The Illinois Coal Technology Development Assistance Act calls for the promotion of coal in school curricula. A curriculum developed in 2004 to comply with that law blends coal-related lessons into math, geology, and economics classes and art and essay contests. (Jeff Biggers touched on this bizarre situation in a Grist post in 2009.)
Fortunately, there’s now a gust of intellectual fresh air that could help clear Illinois classrooms of some of this nonsense. The state’s Commerce Department, which oversees the coal education program, recently released a 400-page evaluation that recommends an overhaul. Midwest Energy News reports:
[The Department of Commerce and Economic Opportunity’s evaluation] calls for retiring the current curriculum and revamping it to “provide high-quality scientific content, a balance of perspectives, and present coal as part of an energy portfolio in national and global contexts.” …
The DCEO evaluation concluded that: “Science content experts, teachers and stakeholders found the (curriculum’s) scientific content to be outdated, biased towards a positive image of coal, light on natural science content, and lacking discussion of potential environmental and social impacts of coal use.”
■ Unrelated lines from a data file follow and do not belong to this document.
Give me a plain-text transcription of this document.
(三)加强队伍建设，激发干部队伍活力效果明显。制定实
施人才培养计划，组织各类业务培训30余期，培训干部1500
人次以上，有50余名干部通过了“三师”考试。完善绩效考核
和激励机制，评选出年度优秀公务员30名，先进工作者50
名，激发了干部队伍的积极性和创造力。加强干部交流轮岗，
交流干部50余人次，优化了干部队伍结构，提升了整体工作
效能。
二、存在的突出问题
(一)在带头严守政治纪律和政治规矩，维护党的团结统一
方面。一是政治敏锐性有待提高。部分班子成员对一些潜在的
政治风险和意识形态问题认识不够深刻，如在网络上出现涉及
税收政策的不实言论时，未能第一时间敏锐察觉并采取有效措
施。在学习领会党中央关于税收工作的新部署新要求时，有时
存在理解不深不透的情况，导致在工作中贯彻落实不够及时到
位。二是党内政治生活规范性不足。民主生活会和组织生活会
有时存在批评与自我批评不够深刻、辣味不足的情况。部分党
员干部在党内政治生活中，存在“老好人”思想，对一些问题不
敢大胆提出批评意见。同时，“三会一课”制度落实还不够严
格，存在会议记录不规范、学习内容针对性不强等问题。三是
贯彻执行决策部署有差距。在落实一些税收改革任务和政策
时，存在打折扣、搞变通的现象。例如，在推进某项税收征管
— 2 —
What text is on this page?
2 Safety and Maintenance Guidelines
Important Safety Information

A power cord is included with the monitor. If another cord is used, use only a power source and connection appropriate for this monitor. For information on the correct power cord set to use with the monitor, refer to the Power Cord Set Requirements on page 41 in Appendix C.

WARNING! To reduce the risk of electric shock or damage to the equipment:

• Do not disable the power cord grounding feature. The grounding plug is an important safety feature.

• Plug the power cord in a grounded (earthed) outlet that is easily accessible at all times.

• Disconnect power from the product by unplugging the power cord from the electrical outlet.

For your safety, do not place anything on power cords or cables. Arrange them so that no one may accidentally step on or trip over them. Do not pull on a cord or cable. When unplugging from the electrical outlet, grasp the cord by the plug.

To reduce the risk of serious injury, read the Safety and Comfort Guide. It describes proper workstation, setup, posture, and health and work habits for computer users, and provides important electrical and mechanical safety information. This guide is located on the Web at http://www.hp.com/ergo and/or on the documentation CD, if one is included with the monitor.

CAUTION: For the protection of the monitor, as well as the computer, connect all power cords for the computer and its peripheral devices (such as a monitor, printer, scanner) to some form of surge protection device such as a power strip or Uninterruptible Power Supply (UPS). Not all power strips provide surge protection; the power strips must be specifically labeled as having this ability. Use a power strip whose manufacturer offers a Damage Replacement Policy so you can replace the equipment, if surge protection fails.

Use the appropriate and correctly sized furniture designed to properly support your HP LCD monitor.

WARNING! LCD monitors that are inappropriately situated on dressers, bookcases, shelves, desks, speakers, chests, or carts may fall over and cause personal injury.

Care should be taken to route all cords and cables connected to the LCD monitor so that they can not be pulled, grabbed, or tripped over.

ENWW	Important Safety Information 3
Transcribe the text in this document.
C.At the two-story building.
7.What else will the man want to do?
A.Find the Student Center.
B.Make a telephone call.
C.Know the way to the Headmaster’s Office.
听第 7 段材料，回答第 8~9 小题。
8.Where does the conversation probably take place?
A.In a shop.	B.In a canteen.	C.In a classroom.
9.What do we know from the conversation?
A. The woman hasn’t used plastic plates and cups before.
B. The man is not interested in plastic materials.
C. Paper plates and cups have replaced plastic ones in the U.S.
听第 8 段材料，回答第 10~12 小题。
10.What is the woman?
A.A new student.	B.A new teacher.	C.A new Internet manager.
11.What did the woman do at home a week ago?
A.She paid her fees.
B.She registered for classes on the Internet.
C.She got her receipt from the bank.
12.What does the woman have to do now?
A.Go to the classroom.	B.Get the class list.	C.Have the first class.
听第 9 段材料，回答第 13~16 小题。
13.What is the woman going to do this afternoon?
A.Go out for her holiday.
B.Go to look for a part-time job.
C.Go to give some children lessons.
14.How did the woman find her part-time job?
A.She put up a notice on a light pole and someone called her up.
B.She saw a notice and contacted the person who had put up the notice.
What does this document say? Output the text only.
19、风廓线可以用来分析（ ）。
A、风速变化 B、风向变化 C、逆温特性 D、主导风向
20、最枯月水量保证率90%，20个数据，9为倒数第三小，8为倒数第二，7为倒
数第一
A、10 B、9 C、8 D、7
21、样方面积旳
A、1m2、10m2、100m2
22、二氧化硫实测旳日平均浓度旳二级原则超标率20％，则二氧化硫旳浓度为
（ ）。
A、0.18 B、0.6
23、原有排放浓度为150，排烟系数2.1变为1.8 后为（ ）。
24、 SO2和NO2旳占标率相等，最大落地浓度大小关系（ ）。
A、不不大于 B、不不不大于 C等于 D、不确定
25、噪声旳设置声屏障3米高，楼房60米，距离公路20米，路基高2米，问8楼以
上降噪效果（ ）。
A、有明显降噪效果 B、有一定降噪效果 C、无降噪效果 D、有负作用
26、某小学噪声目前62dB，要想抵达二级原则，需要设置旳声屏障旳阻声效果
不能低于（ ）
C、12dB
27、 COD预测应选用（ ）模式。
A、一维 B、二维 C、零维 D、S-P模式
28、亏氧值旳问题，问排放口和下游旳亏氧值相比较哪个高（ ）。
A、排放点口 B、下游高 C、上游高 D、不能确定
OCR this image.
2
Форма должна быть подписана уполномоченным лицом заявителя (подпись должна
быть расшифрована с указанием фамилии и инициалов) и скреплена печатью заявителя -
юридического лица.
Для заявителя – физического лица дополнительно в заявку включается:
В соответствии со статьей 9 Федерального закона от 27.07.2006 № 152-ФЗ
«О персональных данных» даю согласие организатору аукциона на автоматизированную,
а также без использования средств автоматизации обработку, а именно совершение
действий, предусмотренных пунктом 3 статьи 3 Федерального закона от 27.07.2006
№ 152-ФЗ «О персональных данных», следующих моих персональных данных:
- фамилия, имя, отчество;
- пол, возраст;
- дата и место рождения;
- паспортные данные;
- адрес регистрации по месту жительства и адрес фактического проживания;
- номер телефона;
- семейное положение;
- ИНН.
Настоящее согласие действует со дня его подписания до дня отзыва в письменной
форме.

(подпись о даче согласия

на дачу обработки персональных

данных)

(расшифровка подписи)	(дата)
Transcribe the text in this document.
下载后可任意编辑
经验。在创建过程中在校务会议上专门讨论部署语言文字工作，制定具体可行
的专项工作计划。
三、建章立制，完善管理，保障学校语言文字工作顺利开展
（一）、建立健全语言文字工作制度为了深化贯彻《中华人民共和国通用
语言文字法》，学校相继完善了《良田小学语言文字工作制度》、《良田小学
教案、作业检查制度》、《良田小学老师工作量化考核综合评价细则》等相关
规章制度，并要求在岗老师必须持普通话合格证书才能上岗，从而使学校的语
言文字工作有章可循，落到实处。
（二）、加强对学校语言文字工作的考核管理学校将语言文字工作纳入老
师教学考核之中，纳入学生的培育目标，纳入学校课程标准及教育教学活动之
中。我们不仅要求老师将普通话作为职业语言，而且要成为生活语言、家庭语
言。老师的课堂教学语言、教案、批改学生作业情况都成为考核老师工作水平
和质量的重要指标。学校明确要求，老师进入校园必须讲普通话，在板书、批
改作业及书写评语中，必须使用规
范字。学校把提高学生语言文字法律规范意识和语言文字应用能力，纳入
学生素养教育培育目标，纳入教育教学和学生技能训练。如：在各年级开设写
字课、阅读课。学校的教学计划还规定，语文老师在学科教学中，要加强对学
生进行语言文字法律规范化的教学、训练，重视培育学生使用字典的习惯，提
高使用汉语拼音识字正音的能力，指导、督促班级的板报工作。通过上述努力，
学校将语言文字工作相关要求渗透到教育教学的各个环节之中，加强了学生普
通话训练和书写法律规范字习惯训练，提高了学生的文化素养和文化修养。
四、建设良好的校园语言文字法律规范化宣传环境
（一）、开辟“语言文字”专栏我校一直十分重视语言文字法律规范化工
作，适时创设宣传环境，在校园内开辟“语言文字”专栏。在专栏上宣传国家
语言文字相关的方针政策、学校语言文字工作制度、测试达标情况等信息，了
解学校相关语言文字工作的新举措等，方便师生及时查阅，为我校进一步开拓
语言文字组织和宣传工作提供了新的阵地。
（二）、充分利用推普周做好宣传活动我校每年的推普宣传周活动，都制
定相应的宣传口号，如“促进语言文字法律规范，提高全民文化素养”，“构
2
The evaluators recommended that the curriculum should be expanded to focus more on the impact and pros and cons of coal use and its context “within a U.S. and global energy portfolio which includes alternative energy sources.” The evaluators also said the curriculum used an “outdated” pedagogical approach pushing students to provide the “right” answer rather than fostering critical thinking.
Let’s hope the review spurs some changes to this pro-coal brainwashing campaign.